No creo que estuviera en la intención del autor, pero en la descripción del comportamiento del tal Casanova y otros prebostes que figuran en el relato, he tenido la impresión de identificar a varios dirigentes políticos de la Catalunya actual. El más obvio, Artur Mas, que podría ser una mezcla sincrética de diferentes personajes que en la narración son llamados alfombras rojas. Obligados por su condición de representantes de un pueblo agredido que exigía hacer frente a los invasores, tuvieron que liderar una defensa que ni les convencía ni les convenía.

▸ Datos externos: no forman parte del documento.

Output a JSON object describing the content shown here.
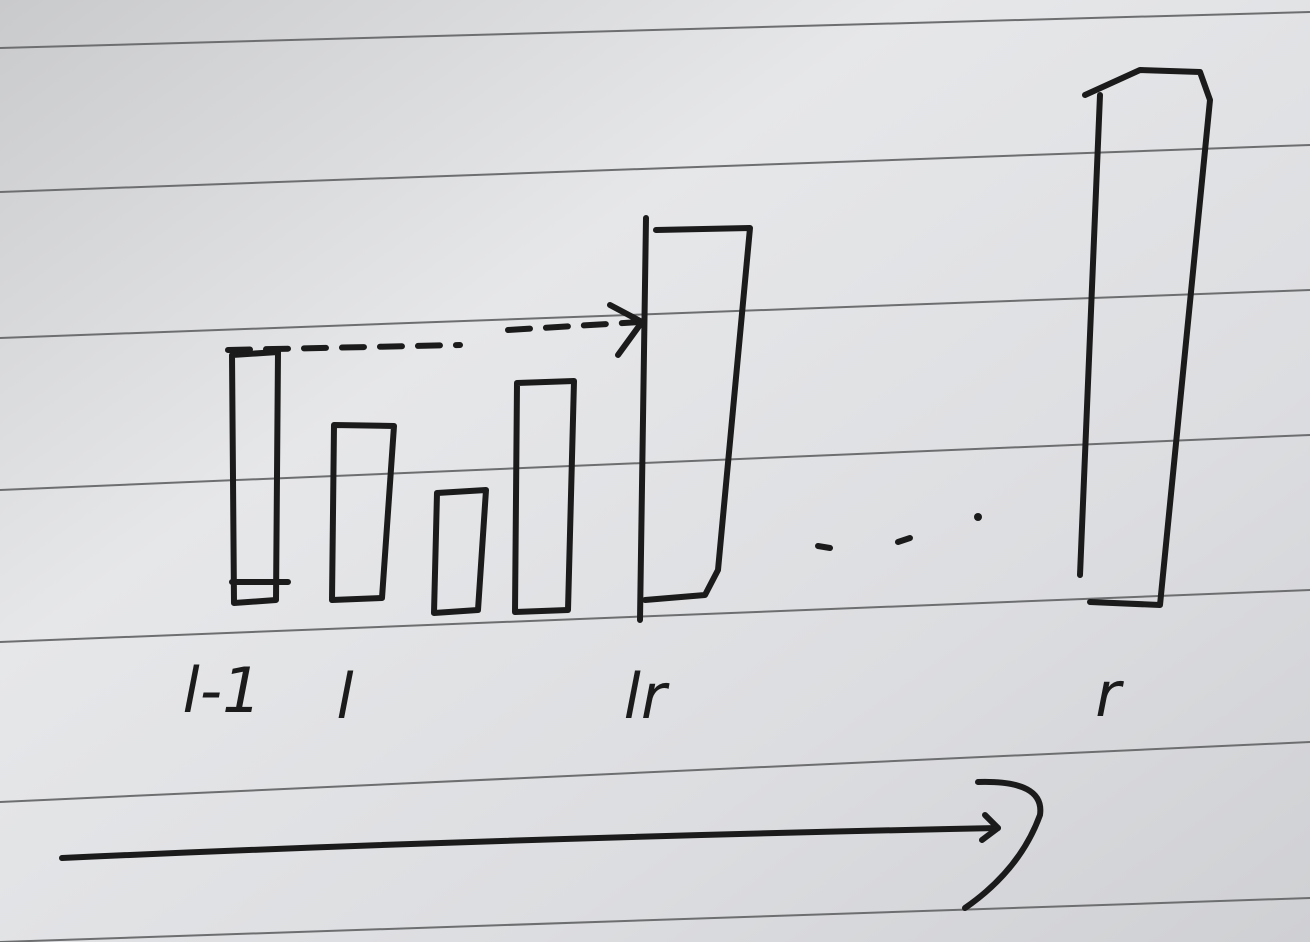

Sus culebreos para conservar a un tiempo la credibilidad popular y su patrimonio acabaron resultándole a la causa catalana tan letales como la artillería borbónica. Pisaron simultáneamente el acelerador y el freno, y de ahí devino buena parte de la derrota.

299 años después, afortunadamente sin derramamiento de sangre, parecemos volver a la misma situación. El Molt Honorable pone fecha a una consulta que suena a todo por el todo, y al de un rato anuncia su retraso porque ya no hay tanta prisa. Advierto que Rajoy ha leído el libro.

Consultas

Como en Grándola, la villa morena que inspiró a José Afonso el himno de la revolución de los claveles, en Karrantza el pueblo es quien más ordena. Por lo menos, en lo tocante a asuntos taurinos. Escuchada su voz soberana y, en consecuencia, inapelable —lo de infalible lo dejamos para otro rato—, las fiestas del Buen Suceso, allá por el final del estío, mantendrán como blasón y santo y seña la tradicional corrida de bichos con cuernos que se llevará 7.200 euros del erario público. Una pasta, sí, para unas arcas que, como casi todas las del entorno, están en el chasis, pero como diría el anuncio de tarjetas de crédito, la democracia no tiene precio. Bien es cierto que se puede dar la vuelta a la frase y concluir exactamente lo contrario, es decir, que el precio de la democracia es arriesgarse a palmar un pico del presupuesto en algo que a bote pronto no parece ni de primera, ni de segunda ni de tercera necesidad. Que ese algo sea lo que servidor considera humildemente un detestable espectáculo cruel me da mucho pensar.

Más todavía, quería decir, porque de hecho, lo que me empuja a escribir estas líneas no es una certeza sino un par de océanos de dudas. Así como otras veces me planto en esta esquina con una o varias opiniones que estoy medianamente convencido de sostener, siquiera en el momento de teclearlas, hoy me toca reconocer que no tengo nada claro que se pueda o se deba consultar sobre todo. Me consta que en la pura teoría no parece haber ningún método mejor para determinar la voluntad popular que preguntar directamente a la ciudadanía. Eso es de perogrullo, ¿verdad? Pero, ¿siempre tiene la razón la mayoría? ¿Es factible darnos sin excepciones lo que demandamos o lo que nos gustaría? ¿Procede someter a votación si preferimos un IVA del 2 por ciento o del 21? ¿Qué ocurriría en un referéndum sobre el mantenimiento de las ayudas sociales a los inmigrantes? Ayúdenme, estoy hecho un lío.